Kdmeyer: As Steve mentioned, the heat buildup in audio cabling is so microscopically minuscule as to be negligible. And that's a good thing, because when metals (copper, silver, et al) heat up, their resistance to current flow increases. That would degrade their performance characteristics, especially for speaker cables.

Detlof: Wine tasters can indeed discern fine gradations between wines. But wines also have been proven to sometimes change with age and environment, whereas cables have not.

I would be highly suspicious, though, of a wine "expert" who looks at the label, sips some wine, and then says "Ah, yes, of course. Pinot noir. Domaine Carneros 1997. It certainly is," then after a palate-cleansing cracker, goes on to the next one, looks at the label, tastes the wine and says, "David Bruce Russian River 1998, yes, I could tell, it has the shadings that one would expect only from this vintage." And so on. Yet in audio, we're supposed to accept this sort of "testing" as "proof" of phenomena that are highly improbable or scientifically impossible.

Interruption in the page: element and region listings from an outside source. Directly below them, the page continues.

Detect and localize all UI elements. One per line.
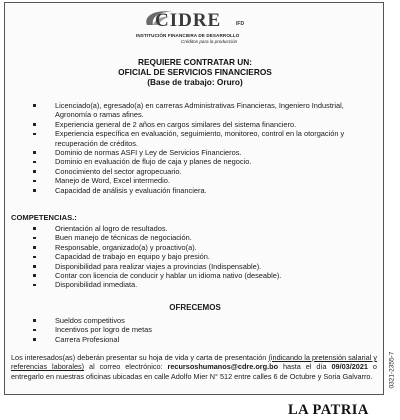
competencies-list	[5, 224, 360, 290]
bullet-icon	[33, 189, 36, 192]
requirements-list	[5, 101, 360, 195]
contact-email[interactable]: recursoshumanos@cdre.org.bo	[167, 362, 279, 372]
list-item: Responsable, organizado(a) y proactivo(a).	[5, 243, 360, 252]
bullet-icon	[33, 133, 36, 136]
heading-base: (Base de trabajo: Oruro)	[147, 77, 243, 87]
offer-title: OFRECEMOS	[169, 303, 221, 312]
bullet-icon	[33, 265, 36, 268]
offers-list	[5, 316, 360, 344]
list-item: Disponibilidad para realizar viajes a provincias (Indispensable).	[5, 262, 360, 271]
bullet-icon	[33, 274, 36, 277]
job-ad-box	[4, 2, 384, 395]
ad-code: 0321-2355-7	[388, 351, 396, 389]
bullet-icon	[33, 284, 36, 287]
list-item: Manejo de Word, Excel intermedio.	[5, 176, 360, 185]
list-item: Capacidad de trabajo en equipo y bajo presión.	[5, 252, 360, 261]
list-item: Incentivos por logro de metas	[5, 325, 360, 334]
logo-brand: CIDRE	[155, 10, 222, 31]
list-item: Contar con licencia de conducir y hablar un idioma nativo (deseable).	[5, 271, 360, 280]
bullet-icon	[33, 123, 36, 126]
list-item: Experiencia específica en evaluación, seguimiento, monitoreo, control en la otorgación y recuperación de créditos.	[5, 129, 360, 148]
application-instructions: Los interesados(as) deberán presentar su hoja de vida y carta de presentación (indicando la pretensión salarial y referencias laborales) al correo electrónico: recursoshumanos@cdre.org.bo hasta el día 09/03/2021 o entregarlo en nuestras oficinas ubicadas en calle Adolfo Mier N° 512 entre calles 6 de Octubre y Soria Galvarro.	[11, 353, 377, 381]
heading-requires: REQUIERE CONTRATAR UN:	[137, 57, 252, 67]
cidre-logo	[5, 9, 385, 45]
bullet-icon	[33, 170, 36, 173]
list-item: Disponibilidad inmediata.	[5, 280, 360, 289]
list-item: Sueldos competitivos	[5, 316, 360, 325]
list-item: Conocimiento del sector agropecuario.	[5, 167, 360, 176]
list-item: Dominio de normas ASFI y Ley de Servicios Financieros.	[5, 148, 360, 157]
bullet-icon	[33, 161, 36, 164]
logo-subtitle: INSTITUCIÓN FINANCIERA DE DESARROLLO	[136, 33, 240, 38]
list-item: Orientación al logro de resultados.	[5, 224, 360, 233]
list-item: Experiencia general de 2 años en cargos similares del sistema financiero.	[5, 120, 360, 129]
bullet-icon	[33, 338, 36, 341]
bullet-icon	[33, 227, 36, 230]
logo-ifd: IFD	[236, 21, 245, 27]
competencies-title: COMPETENCIAS.:	[11, 213, 77, 222]
bullet-icon	[33, 237, 36, 240]
list-item: Carrera Profesional	[5, 335, 360, 344]
bullet-icon	[33, 319, 36, 322]
bullet-icon	[33, 180, 36, 183]
logo-slogan: Créditos para la producción	[181, 39, 238, 44]
bullet-icon	[33, 151, 36, 154]
salary-note: (indicando la pretensión salarial y referencias laborales)	[11, 353, 377, 372]
newspaper-name: LA PATRIA	[288, 402, 369, 418]
bullet-icon	[33, 256, 36, 259]
deadline-date: 09/03/2021	[331, 362, 368, 372]
bullet-icon	[33, 246, 36, 249]
list-item: Dominio en evaluación de flujo de caja y planes de negocio.	[5, 157, 360, 166]
bullet-icon	[33, 329, 36, 332]
list-item: Capacidad de análisis y evaluación financiera.	[5, 186, 360, 195]
bullet-icon	[33, 104, 36, 107]
list-item: Licenciado(a), egresado(a) en carreras Administrativas Financieras, Ingeniero Industrial, Agronomía o ramas afines.	[5, 101, 360, 120]
list-item: Buen manejo de técnicas de negociación.	[5, 233, 360, 242]
heading-position: OFICIAL DE SERVICIOS FINANCIEROS	[118, 67, 272, 77]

As a former wine afficionado I must jump in here and say that I personally know two acknowledged wine experts and they have never expressed an opinion anything like that described by 70242. I do see his point, but we (the cables make a difference members) are not some group of followers being beckoned by the Pied Pipers of the Audio Press to parade behind their golden ears and march to the rhythm of their imaginary distinctions. Instead we are mostly experienced listeners with decades of experience with open, but still skeptical minds who are aware of audio phenomena that is not completely explained yet. What is gained by asserting we are all wrong and that we are imagining "burn in" or differences in coax cables?
Steve: I grant your point that heat in your example appears unlikely to make much difference. My point was in response to somebody previously who said electrons sloshing through a wire make no change to the wire. Heat cycling is just one example of a change-inducing physical effect that electron sloshing does have on wire. Maybe there are other effects not related to heat. And, given the subtleties of the differences we claim to hear, maybe it doesn't require much of a physical change to make the cable audibly different.
Also, relating to your example--I'm not an engineer, but couldn't the amount of power running through a speaker wire be substantially higher, enough even to create a measurable heating? So, even if a cable conditioner doesn't generate enough power to make a difference in your opinion, maybe burning in a speaker wire with real signal would at least push a lot more power through the wire and potentially have a much greater physical effect?